Business & Finance: Italian Invasion

In Rome, the Communist-line newspaper Il Paese shrilled against a "red-uniformed army which today has an outpost . . . even in the remotest parts of our countryside." Communists launched a whispering campaign that the "army" sold a drink which could turn a child's hair white overnight. Last week, the official Communist organ L'Unita shot the works in a headline: DRINKS COCA-COLA AND DIES. (L'Unita's victim was identified by another newspaper as a heart fatality.)

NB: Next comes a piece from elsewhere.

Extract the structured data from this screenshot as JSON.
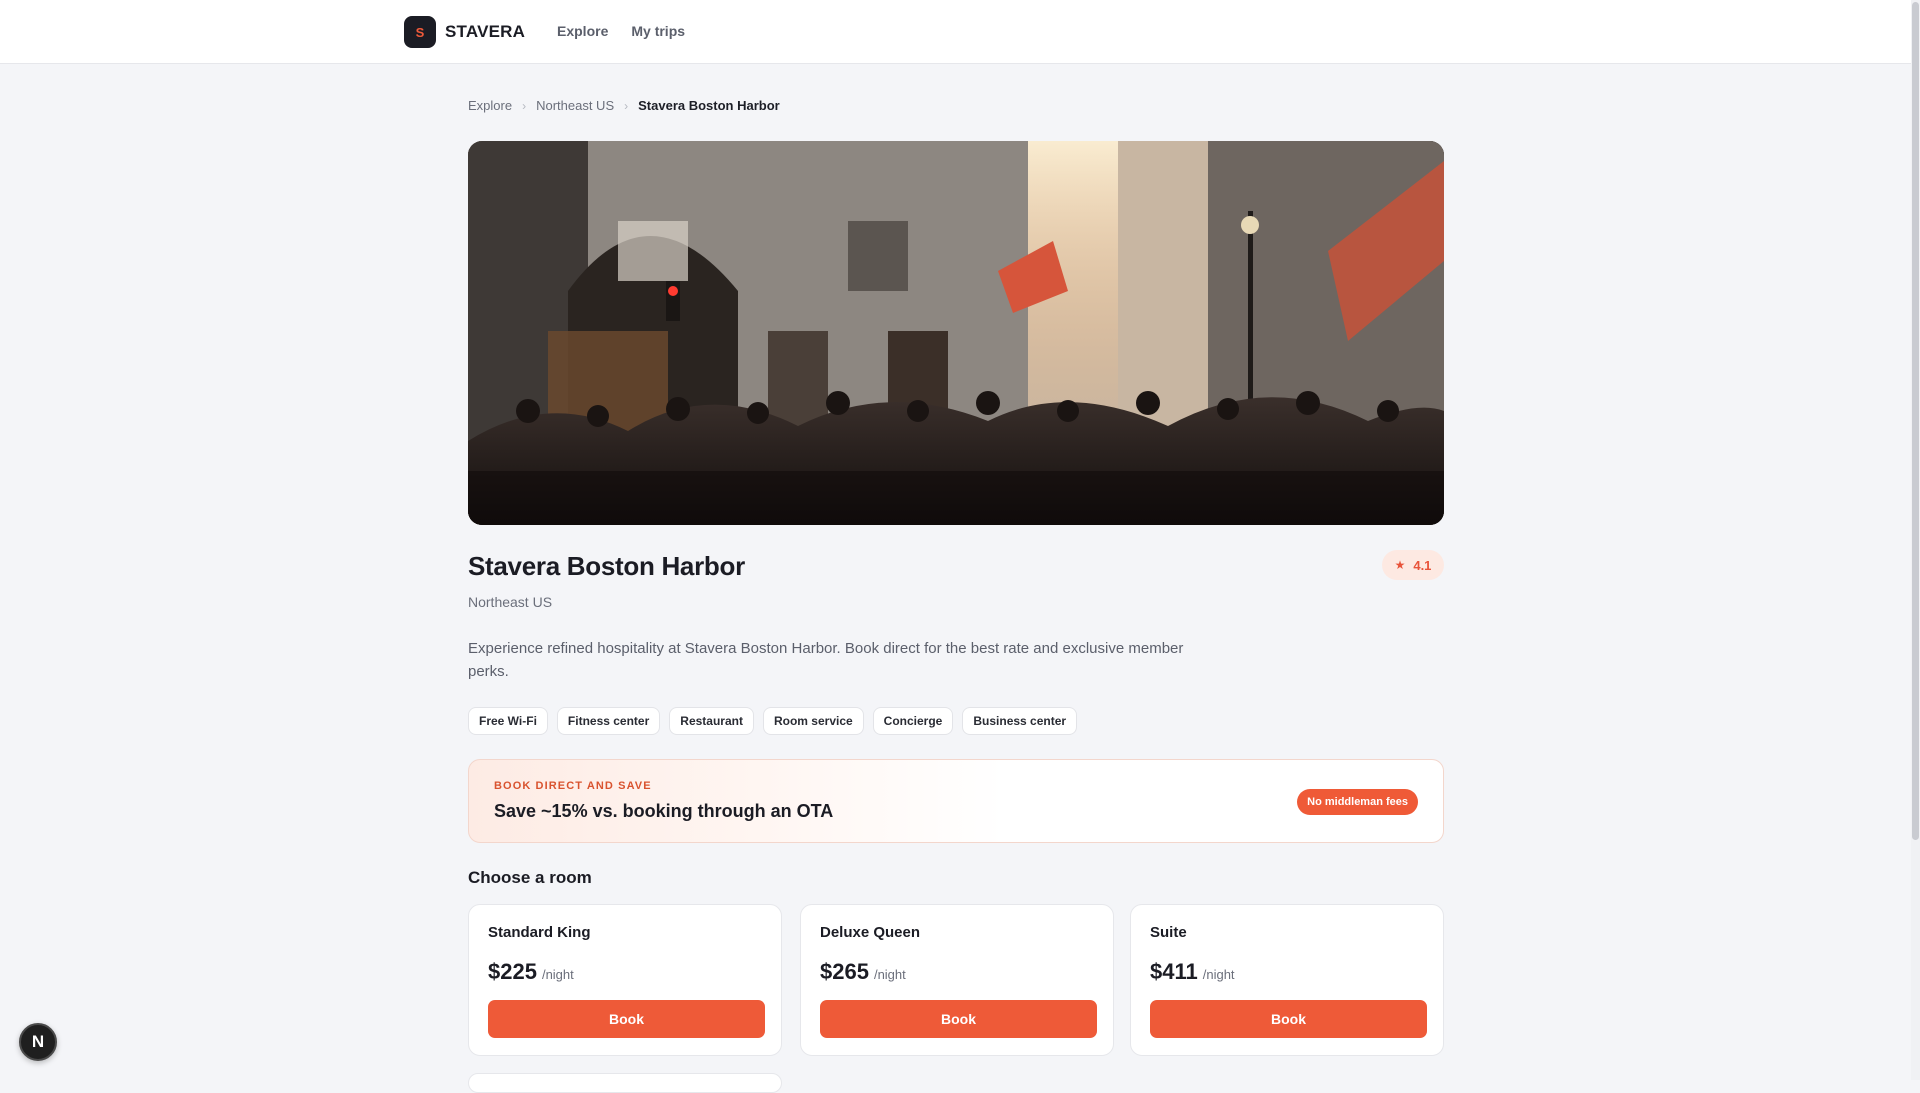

All this red raging was due to what the Coca-Cola company calls "our own individual EGA." By last week its Coke selling campaign had proved so successful that five bottling plants were clanking away in Milan, Leghorn, Venice and Rome. Several hundred thousand bottles were sold daily, and the Communists rightly feared it was another victory for U.S. free enterprise. Complained one Red: "Yesterday I went into my favorite wineshop and found three people there. All were drinking Coca-Cola. The humiliation of it!"

Twin Motors. In selling its product to Italians—and thus providing a refreshing example of how to do business abroad— Coca-Cola has given U.S. methods a Mediterranean twist. Billboards plug "la sosta piacevole" (freely: The Pause That Refreshes), a fleet of 200 yellow trucks pound along ancient Roman routes from the bottling centers, and deliverymen dressed in uniforms emblazoned with Coca-Cola's red patch trundle boxes into caffe bars and wineshops. In Venice, two motor launches (see cut) chug along the Grand Canal on delivery routes.

Although the Reds yip that Coca-Cola has landed an "army of workers," shiploads of machinery and trucks, Coca-Cola has only ten Americans on its Italian staff (Italian employees run into the thousands). The company uses Italian equipment in making the drink (as in the U.S., Coca-Cola restricts itself to the sale of syrup, leaving the more profitable bottling operation to local businessmen), employs Italian printers for advertising and uses Italian trucks for distribution. Isotta Fraschini has just produced a truck which the company thinks is better-looking than the American design, and which it plans to export to company branches in other countries.

Triple Play. The Italian venture is the most spectacular example of Coca-Cola's profitable global expansion. With more than 370 bottlers operating outside the U.S. at present, the company intends to triple that number within five years.

Sometimes, when company officers think of the multitudes who still do not know the pleasures of Coca-Cola, they are awe-stricken by the prospect. It has even been known to move an executive vice president to prayer. That happened to James F. Curtis, who said, before a bottlers' convention: "May Providence give us the . . . faith ... to serve those two billion customers who are only waiting for us to bring our product to them."